I certainly agree with an end to Muslim immigration to the West. As to “staying out of their countries” you may be right, but that horse has bolted, and in the meantime Al-Qaeda and related groups must be stopped. They will not discontinue their campaigns even if the Western nations were to cease having anything to do with the Muslim world. Remember that one of the reasons bin Laden cited for attacking the West was the 15th century reconquering of Spain. I don’t think anything we do is going to satisfy them, short of total capitulation, which, not being a metrosexual limp wristed leftie, I’m not in favour of.
Vote:September 20th, 2011 at 5:44 pm
“and the best way to stop terrorists is to kill them.”
Given that the terrorists killed themselves by flying planes into buildings I find it hard to believe that death is much of a deterrant.
Vote:September 20th, 2011 at 9:04 pm
Ed Snack said:
Ah, Ross, and Gump, not a lot to do with GWB or even “Scooter” Libby.
————
Thank-you for the correction. I enjoyed your well written and informative post.
Vote:September 20th, 2011 at 10:44 pm
I’m with DPF. Assange isn’t a rapist.
Foolish beyond measure, yep. Rapist, nup.
Vote:September 20th, 2011 at 10:48 pm
Ah yes, “Plamegate”. Always a good laugh to hear how Bush outed someone who’s supposedly secret identity was already published in “Who’s Who”.

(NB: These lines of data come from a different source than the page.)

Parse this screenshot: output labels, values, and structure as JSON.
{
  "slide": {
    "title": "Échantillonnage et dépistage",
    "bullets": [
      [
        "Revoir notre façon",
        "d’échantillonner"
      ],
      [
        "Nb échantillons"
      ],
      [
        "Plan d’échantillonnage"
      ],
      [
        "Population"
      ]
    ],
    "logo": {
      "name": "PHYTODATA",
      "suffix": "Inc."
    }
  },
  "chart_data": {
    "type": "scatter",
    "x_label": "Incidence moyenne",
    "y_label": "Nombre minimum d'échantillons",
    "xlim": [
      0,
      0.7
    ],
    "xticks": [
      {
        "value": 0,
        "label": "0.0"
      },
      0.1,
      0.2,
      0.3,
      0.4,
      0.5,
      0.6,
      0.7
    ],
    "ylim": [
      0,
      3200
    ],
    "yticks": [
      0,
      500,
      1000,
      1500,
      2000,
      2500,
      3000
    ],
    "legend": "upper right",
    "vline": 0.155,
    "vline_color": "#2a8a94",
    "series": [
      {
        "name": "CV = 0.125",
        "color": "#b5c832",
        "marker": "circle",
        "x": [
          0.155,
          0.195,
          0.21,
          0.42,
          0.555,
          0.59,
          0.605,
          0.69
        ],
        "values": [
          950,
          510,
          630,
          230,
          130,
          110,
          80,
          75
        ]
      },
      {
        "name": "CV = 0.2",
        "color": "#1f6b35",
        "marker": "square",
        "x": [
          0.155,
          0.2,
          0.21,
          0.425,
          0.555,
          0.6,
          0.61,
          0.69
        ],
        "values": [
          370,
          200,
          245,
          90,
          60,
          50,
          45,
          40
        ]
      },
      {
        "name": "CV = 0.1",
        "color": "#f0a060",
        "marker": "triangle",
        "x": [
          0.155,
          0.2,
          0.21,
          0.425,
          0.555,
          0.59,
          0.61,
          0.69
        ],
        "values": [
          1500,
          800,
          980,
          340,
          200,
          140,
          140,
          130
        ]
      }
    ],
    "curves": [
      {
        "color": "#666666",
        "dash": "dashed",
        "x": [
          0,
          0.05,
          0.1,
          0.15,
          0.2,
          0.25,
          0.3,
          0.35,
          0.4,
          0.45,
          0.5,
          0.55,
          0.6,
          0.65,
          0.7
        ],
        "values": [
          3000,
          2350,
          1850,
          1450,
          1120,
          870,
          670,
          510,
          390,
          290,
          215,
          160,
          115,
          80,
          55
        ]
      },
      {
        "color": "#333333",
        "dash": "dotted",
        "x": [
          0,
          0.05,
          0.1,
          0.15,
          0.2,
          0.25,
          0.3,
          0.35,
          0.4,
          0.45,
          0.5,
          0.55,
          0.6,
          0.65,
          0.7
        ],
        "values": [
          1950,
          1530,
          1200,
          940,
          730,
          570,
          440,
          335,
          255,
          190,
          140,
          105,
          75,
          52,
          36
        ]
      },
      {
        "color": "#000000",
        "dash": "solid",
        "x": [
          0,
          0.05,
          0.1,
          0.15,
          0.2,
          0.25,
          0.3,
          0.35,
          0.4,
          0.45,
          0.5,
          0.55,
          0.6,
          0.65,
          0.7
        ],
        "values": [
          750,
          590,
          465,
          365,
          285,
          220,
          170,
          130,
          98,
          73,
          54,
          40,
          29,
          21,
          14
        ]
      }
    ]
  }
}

But also sobering at just how easy it is for the left to paint themselves as a victim when in fact they are the aggressor.
Vote:September 20th, 2011 at 11:25 pm
“Given that the terrorists killed themselves by flying planes into buildings I find it hard to believe that death is much of a deterrant.”
Vote:Deterrence isn’t necessary if they’re dead.
September 20th, 2011 at 11:40 pm
Problem is Gump, our Ed has a habit of inserting his ideological biases, which results in non-facts. Look at this:
You need to be careful of Ed’s “facts.” Since we now know that Saddam did not have a WMD programme, why would he want to import uranium? In fact, we also now know that Wilson’s (Plame’s hubby) report was acccurate. you would have to ask Ed why he clings to the discredited justification for yet another US orchestrated orgy of killing “others.”
I think eventually, when the protagonists are no longer with us, we will find Dick Cheney and Karl Rove’s fingerprints all over this one. The rest are just the fall guys.
But that’s just my opinion.
Vote:September 21st, 2011 at 6:48 am
Luc
I thought the deal with the Niger yellowcake was that although the Iraqis had made some attempt, there was never any likelihood of them achieving a supply from Niger. Wilson confirmed this, but his report was willfully misinterpreted and used as a basis of GWB’s assertion. When Wilson wrote about this, his wife was ‘outed’ by the administration.